How to Register Your New Beauty Business?

Before you even begin operating one of the most important questions you need to ask yourself is the setup of your new beauty business. The options are:

1. Sole trader.
2. Partnership.
3. Limited company.

 

What is a sole trader?
The simplest way of setting up your new beauty and aesthetics business! The best way to describe it would be self-employed, you and the business are one. So any liabilities the business has are also yours personally. All you need to get going is to tell the government, well HMRC specifically!

 

What is a Partnership?
A partnership is only relevant if there are going to be more than 1 owner ie 2 or more of you?

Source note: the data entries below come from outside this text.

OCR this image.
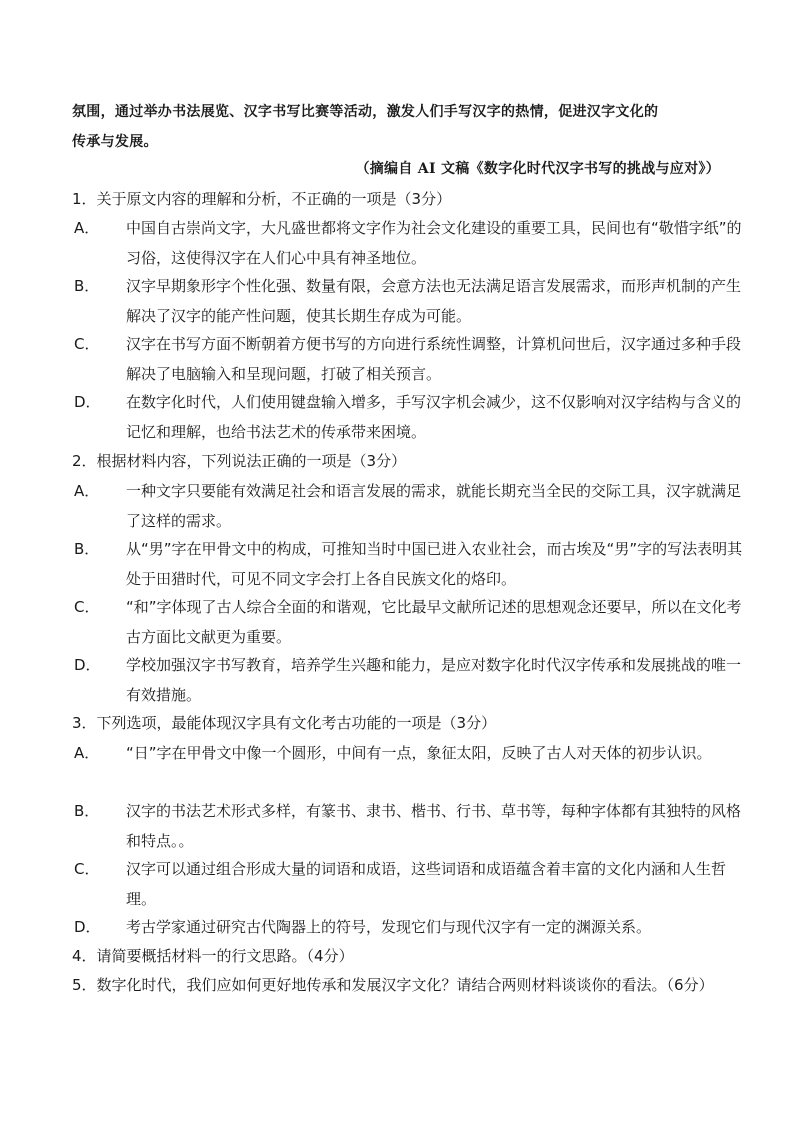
氛围，通过举办书法展览、汉字书写比赛等活动，激发人们手写汉字的热情，促进汉字文化的
传承与发展。
（摘编自 AI 文稿《数字化时代汉字书写的挑战与应对》）
1．关于原文内容的理解和分析，不正确的一项是（3分）
A． 中国自古崇尚文字，大凡盛世都将文字作为社会文化建设的重要工具，民间也有“敬惜字纸”的习俗，这使得汉字在人们心中具有神圣地位。
B． 汉字早期象形字个性化强、数量有限，会意方法也无法满足语言发展需求，而形声机制的产生解决了汉字的能产性问题，使其长期生存成为可能。
C． 汉字在书写方面不断朝着方便书写的方向进行系统性调整，计算机问世后，汉字通过多种手段解决了电脑输入和呈现问题，打破了相关预言。
D． 在数字化时代，人们使用键盘输入增多，手写汉字机会减少，这不仅影响对汉字结构与含义的记忆和理解，也给书法艺术的传承带来困境。
2．根据材料内容，下列说法正确的一项是（3分）
A． 一种文字只要能有效满足社会和语言发展的需求，就能长期充当全民的交际工具，汉字就满足了这样的需求。
B． 从“男”字在甲骨文中的构成，可推知当时中国已进入农业社会，而古埃及“男”字的写法表明其处于田猎时代，可见不同文字会打上各自民族文化的烙印。
C． “和”字体现了古人综合全面的和谐观，它比最早文献所记述的思想观念还要早，所以在文化考古方面比文献更为重要。
D． 学校加强汉字书写教育，培养学生兴趣和能力，是应对数字化时代汉字传承和发展挑战的唯一有效措施。
3．下列选项，最能体现汉字具有文化考古功能的一项是（3分）
A． “日”字在甲骨文中像一个圆形，中间有一点，象征太阳，反映了古人对天体的初步认识。
B． 汉字的书法艺术形式多样，有篆书、隶书、楷书、行书、草书等，每种字体都有其独特的风格和特点。。
C． 汉字可以通过组合形成大量的词语和成语，这些词语和成语蕴含着丰富的文化内涵和人生哲理。
D． 考古学家通过研究古代陶器上的符号，发现它们与现代汉字有一定的渊源关系。
4．请简要概括材料一的行文思路。（4分）
5．数字化时代，我们应如何更好地传承和发展汉字文化？请结合两则材料谈谈你的看法。（6分）
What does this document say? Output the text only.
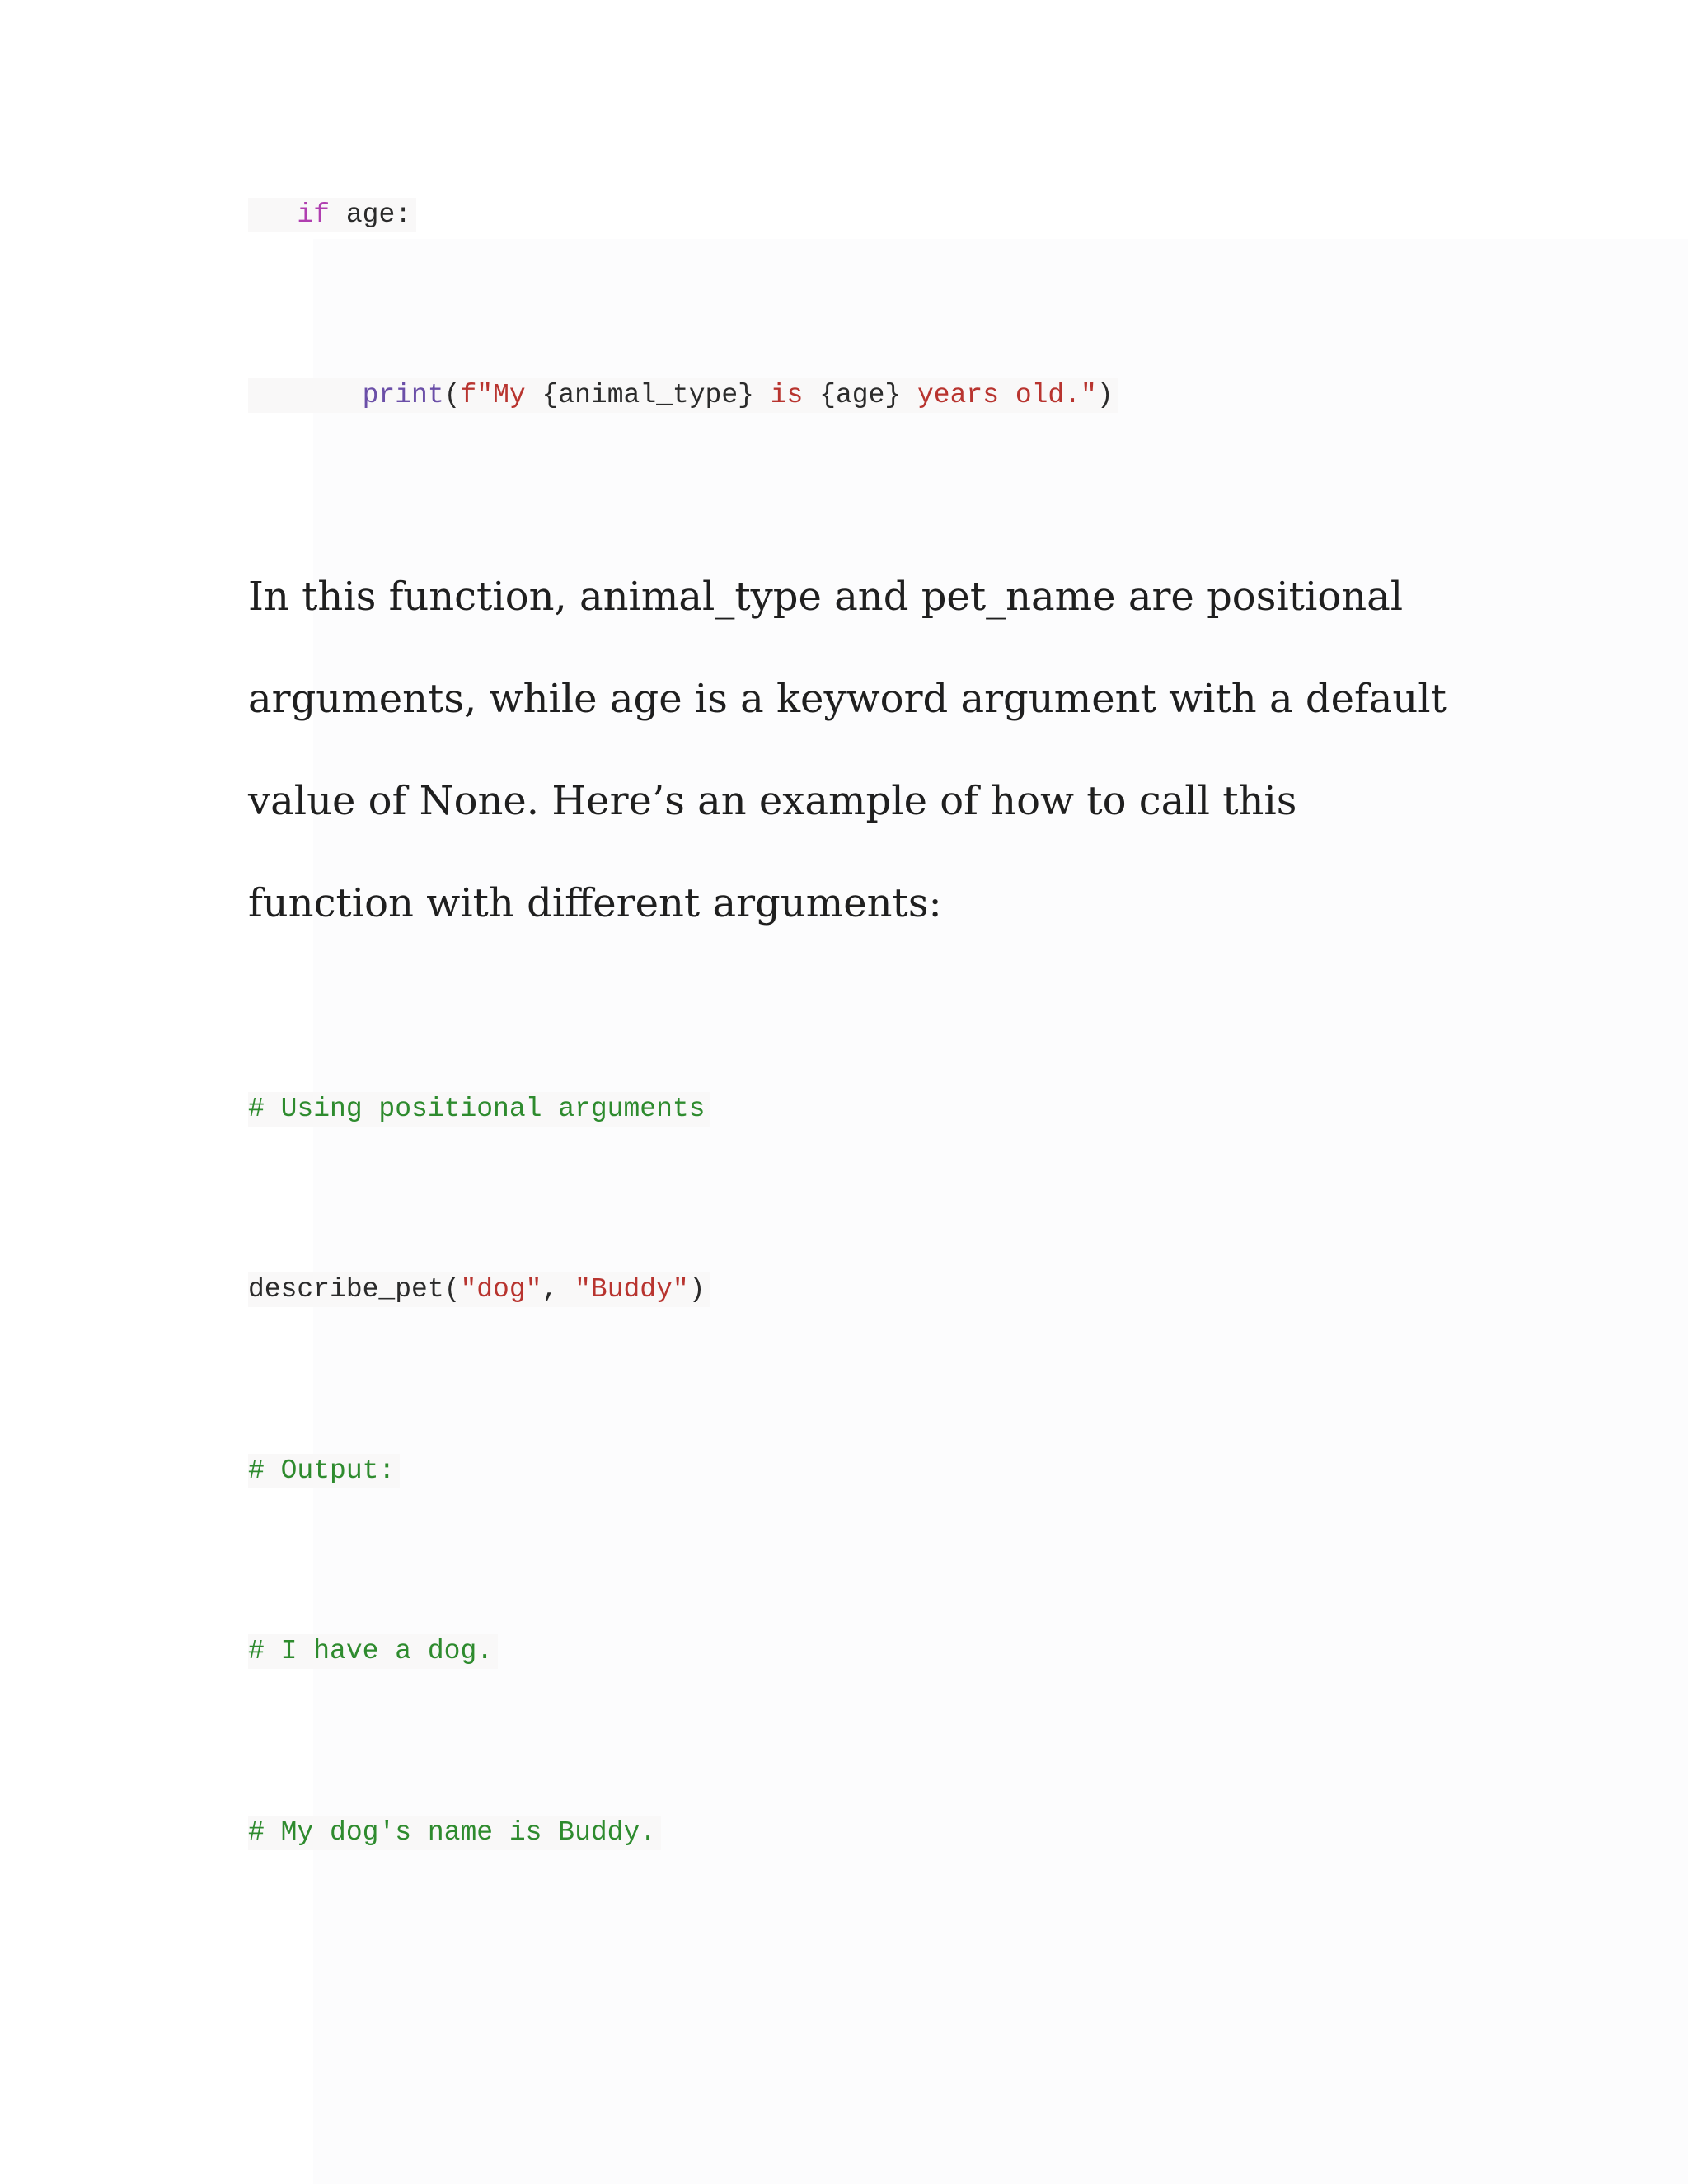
if age:
print(f"My {animal_type} is {age} years old.")

In this function, animal_type and pet_name are positional arguments, while age is a keyword argument with a default value of None. Here’s an example of how to call this function with different arguments:

# Using positional arguments
describe_pet("dog", "Buddy")
# Output:
# I have a dog.
# My dog's name is Buddy.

It shares a combination of the structures of a sole trader and a limited company. For this I will assume this is a sole venture.

 

What is a limited company?
A limited company is one that has its own legal identity, separate from its owners ie you who are both a director and shareholder for smaller companies. For larger limited companies it may have separate directors/those running the business, to the actual owners ie shareholder.

Each have their benefits are downsides of which I outline below for you:

 

Sole Trader Advantages
• Very easy to set up and relatively little administration just your annual self-assessment tax return.
• Greater privacy than a limited company as your details are not held on a public and very searchable database at company’s house.

 

Sole Trader Disadvantages
• You will have unlimited liability, as they’re not viewed as your business and you personally are not a separate entity by UK law. This means that if the business gets into debt, the business owner is personally liable. As such, sole traders could lose personal assets if things go wrong.
• Future expansion becomes more onerous and ability to raise funds decreased, in fact once a business gets to a certain size they nearly always convert to becoming limited anyway, so an argument that you may as well do it from the start.
• Tax rates on sole traders aren’t as generous as for a limited company. Certainly, when you reach a certain level of sales, it’s not as lucrative to remain a sole trader.

 

Limited Company Advantages
• Unlike a sole trader a limited company has the benefit of limited liability, as incorporation forms a legal distinction between the business owner and their business. This means that personal assets aren’t exposed – you only stand to lose what you put into the company.
• Limited companies are more tax efficient than sole traders, as rather than paying personal income tax on earnings, they pay Corporation Tax on their profits. Effectively resulting in a limited company being more profitable due to the net resultant amount of surplus money/profits.
• A wider range of allowances are classed as tax-deductible costs for a limited company than that of a sole trader and in turn can be claimed against its profits further reducing your tax liabilities.
• Once you’ve registered your company name nobody else can use your name, in contrast to sole traders who aren’t offered the same protection unless they apply for a trade mark.

 

Limited Company Disadvantages
• A limited company brings a lot more added responsibility. These come in the form of Director’s Fiduciary Responsibilities, which dictate what a limited company director must do legally. This includes annually filing a company as well as annual accounts.
• This extra responsibility increases your costs whole also being time-consuming and complex. Realistically you will need to get an accountant to do this for you due to the specialist nature at a cost of around £1,000 per annum.
• What may not appeal to a lot of people is the fact that your details are available for inspection at companies House, which lists tings such as details on directors and companies financial figures.

 

Your Next Steps

Due to the nature of beauty and easthetic businesses dealing with the general public and the litigatious world the Americans have brought over to the UK, I would always recommend going limited as it keeps your previously earned assets safe from the new venture.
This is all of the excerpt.